Johns was born in Ackerman, Mississippi where she attended Ackerman High School and graduated from University Hospital of Jackson.
Johns, who has always had a passion for helping people and wanting to better the community, never began to think about becoming a founder of a non-profit organization.
"I wanted to be a nurse, I always knew that. I wanted to go into the Peace Corps, but I never did that.”
She worked as a nurse between 1966 and 1975. In 1975, she began working as medical management in a physician's office while going to school. There was an opening in the front office, and she just never went back to nursing.
She eventually retired as a medical administrator in 2005.
Johns was married in 1966 when she was 20 years old to Billy Ray Johns who was six years older than her. He also worked for her father.
He was an electrical salesman, and the job moved them to Memphis, then back to Mississippi, and eventually settled in Germantown. They had two children, Christy and Jeff.
Throughout the marriage, she had been involved in volunteering for several social justice–type organizations. Johns volunteered in AIDS ministry, mentored pregnant teens, volunteered with hospice, did a lot of racial reconciliation work.
After 35 years, her marriage ended and she decided to join a 10-month formation class that she felt called to live in Christian community in an inner-city neighborhood.
"I had been going to church in Binghampton for 12 years. I spent a lot of time doing work here, but I'd always feel guilty about going back to Germantown to sleep at night," said Johns.
In 2000 Johns decided to move to the community of Binghampton to live near a Christian community.
" I thought she was crazy," said Kristy Johns, daughter, "but I was understanding and tried to be supportive."
She and two other church member decided to moved into an house in Binghampton in 2000, but I didn't pan out that way.
"Before we moved, one decided it was something he could not do," said Johns. "The other guy only stayed about a year, although he emotionally withdrew after just six months. So I lived alone in the house for three years, but I never felt fear — physically or emotionally."

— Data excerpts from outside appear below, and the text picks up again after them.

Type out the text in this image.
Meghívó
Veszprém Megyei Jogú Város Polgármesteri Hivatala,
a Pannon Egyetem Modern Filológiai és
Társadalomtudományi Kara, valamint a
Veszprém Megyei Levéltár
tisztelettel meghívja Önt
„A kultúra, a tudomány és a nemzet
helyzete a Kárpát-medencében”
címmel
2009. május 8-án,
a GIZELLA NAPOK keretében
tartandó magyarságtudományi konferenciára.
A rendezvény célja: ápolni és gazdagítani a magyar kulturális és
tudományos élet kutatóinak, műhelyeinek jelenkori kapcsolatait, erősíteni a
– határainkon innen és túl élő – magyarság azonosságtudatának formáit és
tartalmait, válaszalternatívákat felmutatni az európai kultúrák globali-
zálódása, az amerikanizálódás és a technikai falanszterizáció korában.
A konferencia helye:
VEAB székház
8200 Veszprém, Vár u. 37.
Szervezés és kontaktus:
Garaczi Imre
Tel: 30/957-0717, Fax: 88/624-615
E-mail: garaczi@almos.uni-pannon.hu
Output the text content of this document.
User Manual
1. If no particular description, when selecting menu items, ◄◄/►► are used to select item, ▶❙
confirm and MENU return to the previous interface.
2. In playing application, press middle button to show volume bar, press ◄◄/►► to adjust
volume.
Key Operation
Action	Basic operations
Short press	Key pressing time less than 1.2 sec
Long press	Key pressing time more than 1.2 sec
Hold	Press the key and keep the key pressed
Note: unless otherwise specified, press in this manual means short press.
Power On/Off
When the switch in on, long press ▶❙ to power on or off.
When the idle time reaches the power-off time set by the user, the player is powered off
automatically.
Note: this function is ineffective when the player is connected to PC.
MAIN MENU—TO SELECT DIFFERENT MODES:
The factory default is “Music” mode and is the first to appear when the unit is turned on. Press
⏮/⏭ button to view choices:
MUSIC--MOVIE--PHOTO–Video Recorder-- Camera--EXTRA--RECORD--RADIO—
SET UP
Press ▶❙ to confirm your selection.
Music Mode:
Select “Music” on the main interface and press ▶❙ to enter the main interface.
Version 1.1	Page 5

The house was open to all. She had meals as a community there. There were children's activities, and the den was set up with computers and games. It wasn't unusual for her to come home from her job and find 10 to 12 children waiting on the porch to get into the house. She had night concerts on the lawn — anything to gather a crowd and build relationships.

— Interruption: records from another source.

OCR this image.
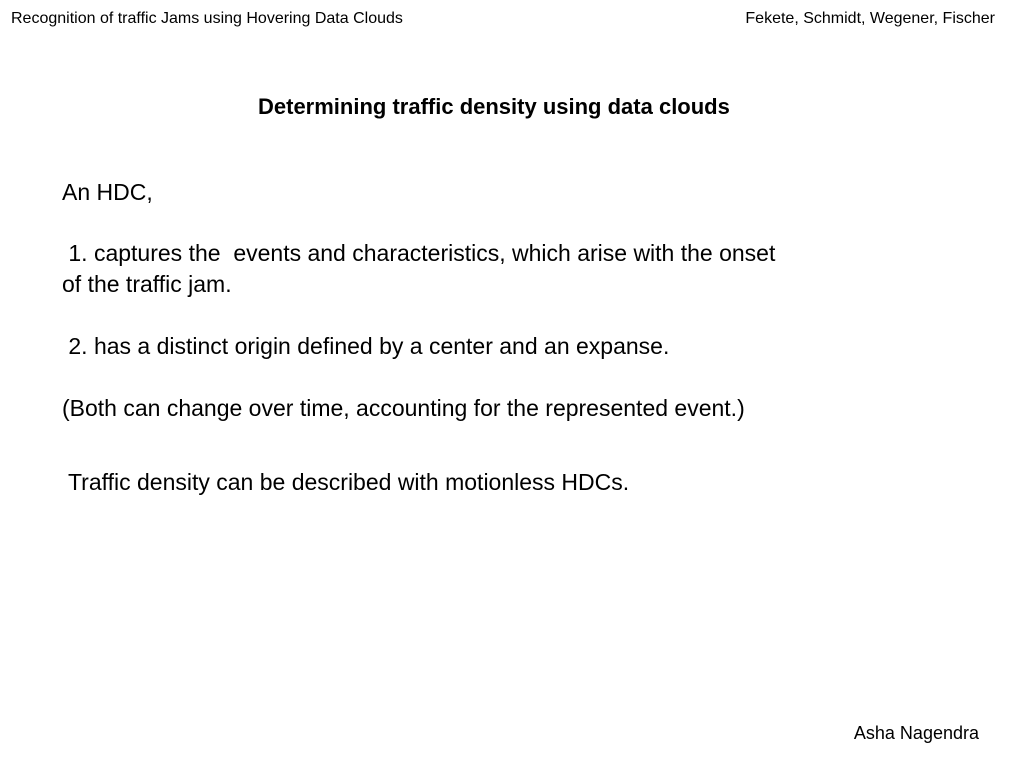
Recognition of traffic Jams using Hovering Data Clouds	Fekete, Schmidt, Wegener, Fischer
Determining traffic density using data clouds
An HDC,
1. captures the  events and characteristics, which arise with the onset
of the traffic jam.
2. has a distinct origin defined by a center and an expanse.
(Both can change over time, accounting for the represented event.)
Traffic density can be described with motionless HDCs.
Asha Nagendra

In 2004, the building that holds Caritas Village was put on the market.
"I closed on the property in 2005, the same year I retired from my medical administration career. We started with a coffee shop and a cultural center, and now we're filled with programs and activities."

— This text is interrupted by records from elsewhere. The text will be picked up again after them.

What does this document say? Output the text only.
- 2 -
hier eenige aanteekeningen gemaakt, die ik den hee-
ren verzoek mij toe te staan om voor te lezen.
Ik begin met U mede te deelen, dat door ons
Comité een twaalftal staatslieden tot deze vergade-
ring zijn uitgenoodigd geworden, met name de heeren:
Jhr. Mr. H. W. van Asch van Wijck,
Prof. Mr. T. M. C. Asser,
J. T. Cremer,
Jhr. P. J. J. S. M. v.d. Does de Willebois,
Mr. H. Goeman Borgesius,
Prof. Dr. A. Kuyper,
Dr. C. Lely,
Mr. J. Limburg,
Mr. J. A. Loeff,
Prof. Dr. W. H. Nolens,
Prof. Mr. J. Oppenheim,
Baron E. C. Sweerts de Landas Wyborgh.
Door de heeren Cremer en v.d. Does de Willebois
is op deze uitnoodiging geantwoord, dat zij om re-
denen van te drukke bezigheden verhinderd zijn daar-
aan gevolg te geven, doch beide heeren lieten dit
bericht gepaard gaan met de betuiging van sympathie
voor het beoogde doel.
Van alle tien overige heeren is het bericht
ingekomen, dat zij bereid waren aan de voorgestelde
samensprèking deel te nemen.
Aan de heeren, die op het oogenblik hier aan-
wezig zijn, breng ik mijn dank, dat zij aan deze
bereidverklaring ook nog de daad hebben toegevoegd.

Caritas Village, which is located on 2509 Harvard Ave. in Memphis is catered to artist, musicians, a diverse crowd, great food, and also holds staff from the community.
"I only hire people from the community, I'd see 10 to 15 young men just hanging on the apartment steps across the street doing nothing, going nowhere," said Johns "I thought, We might not be able to do anything with those guys, but if we can catch them before they get to the apartment steps — if we can get a building and provide programs and learning opportunities, it would give them someplace to go and build skills at the same time."
Caritas Village, which has just celebrated its 10 year anniversary, continues to have many special programs throughout the year such as, after school programs, free medical clinics, yoga on Thursdays, aerobics on Friday, and once a month she hosts a feature artist to display their work on the walls.
"Everything that's here, somebody started,” said Johns. “I just open the doors every morning, and it all unfolds. It's indescribable what goes on here. Miracles take place all over, and I know I was destined to be here."
The name Onie- was her grandmother's name.
In college she earned money by- "Sewing. I made clothes for people in the dorm, cheerleading uniforms, a friend's wedding dress, tailoring jobs — but I don't sew at all anymore."
Your favorite television program? "The last time I watched TV was Sep. 11, 2001. I do own a TV, but it's in the den."
Your greatest extravagance is? artwork and stationery! I have drawers of stationery.